Todos, sem exceção, abrem com o que Trump diz a cada dia que passa, e como todos os dias ele diz uma coisa qualquer, muitas vezes diferente, então é como uma série de sketches com uma charada diária. “Trump garante que…”; “Trump afirma que…”, “Trump ameaça que…”, “Trump anuncia que…”, e assim vão abrindo os noticiários, todos os dias, a cada hora.

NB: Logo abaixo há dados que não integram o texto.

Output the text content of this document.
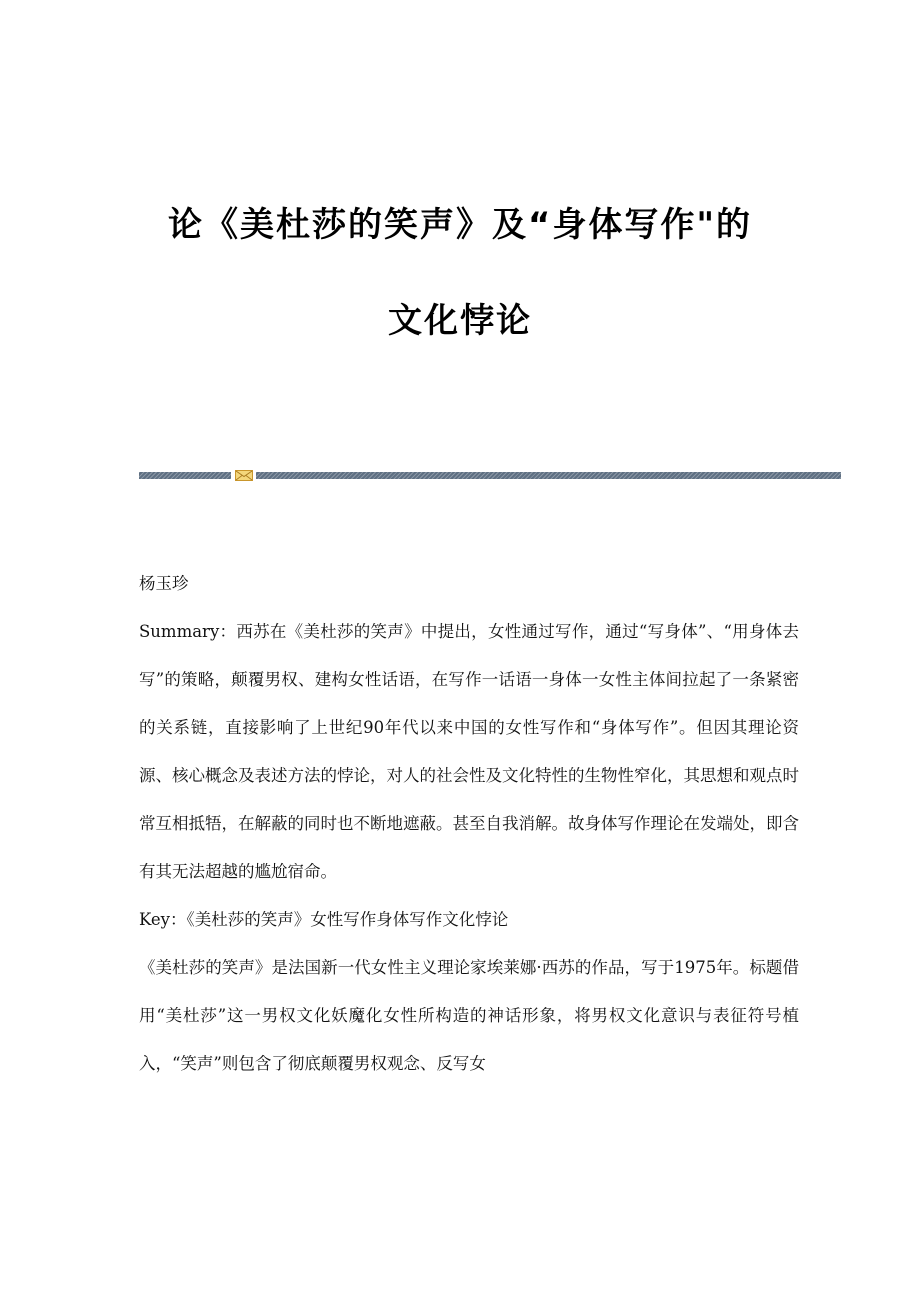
论《美杜莎的笑声》及“身体写作"的
文化悖论

杨玉珍

Summary：西苏在《美杜莎的笑声》中提出，女性通过写作，通过“写身体”、“用身体去写”的策略，颠覆男权、建构女性话语，在写作一话语一身体一女性主体间拉起了一条紧密的关系链，直接影响了上世纪90年代以来中国的女性写作和“身体写作”。但因其理论资源、核心概念及表述方法的悖论，对人的社会性及文化特性的生物性窄化，其思想和观点时常互相抵牾，在解蔽的同时也不断地遮蔽。甚至自我消解。故身体写作理论在发端处，即含有其无法超越的尴尬宿命。

Key：《美杜莎的笑声》女性写作身体写作文化悖论

《美杜莎的笑声》是法国新一代女性主义理论家埃莱娜·西苏的作品，写于1975年。标题借用“美杜莎”这一男权文化妖魔化女性所构造的神话形象，将男权文化意识与表征符号植入，“笑声”则包含了彻底颠覆男权观念、反写女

Depois passam para a Cândida Pinto, em direto de Washington, que faz o reporte do mesmo alinhamento, mas agora com fontes do Pentágono, assim como em Israel há o repórter de serviço a cobrir os estragos que supostamente a impenetrável Cúpula de Ferro, do país mais poderoso do Médio Oriente, devia evitar. Falam sempre a seguir os representantes Israelitas, depois do hiPOpoTamUS cor-de-laranja. É a propaganda seguinte do alinhamento.

No estúdio, outra arara, Márcia Rodrigues, afirma perentoriamente que Israel é o grande vencedor, demonstrando o seu superior poderio militar na região, e que o Irão é o perdedor, mesmo continuando o estreito de Ormuz estrangulado e as respostas diárias com projéteis sobre Israel e os Estados do Golfo com bases americanas, de onde partem (ou partiam), muitas ofensivas sobre o Irão. Quanto aos EUA, ainda não se sabe bem se ganharam, tanto ou mais que Israel, segundo a especialista “militar” (deve ser mais militante do chorudo pagamento que recebe para nos apresentar a informação truncada que frequentemente divulga aos portugueses).

 Os Epstein Files desapareceram do mapa, só conta o Trump a abrir todos os telejornais, qual Campeão da Pategónia, garantindo, afirmando, depreciando, ameaçando, bajulando, sempre dizendo o que quer e o que lhe apetece, e depois o seu contrário.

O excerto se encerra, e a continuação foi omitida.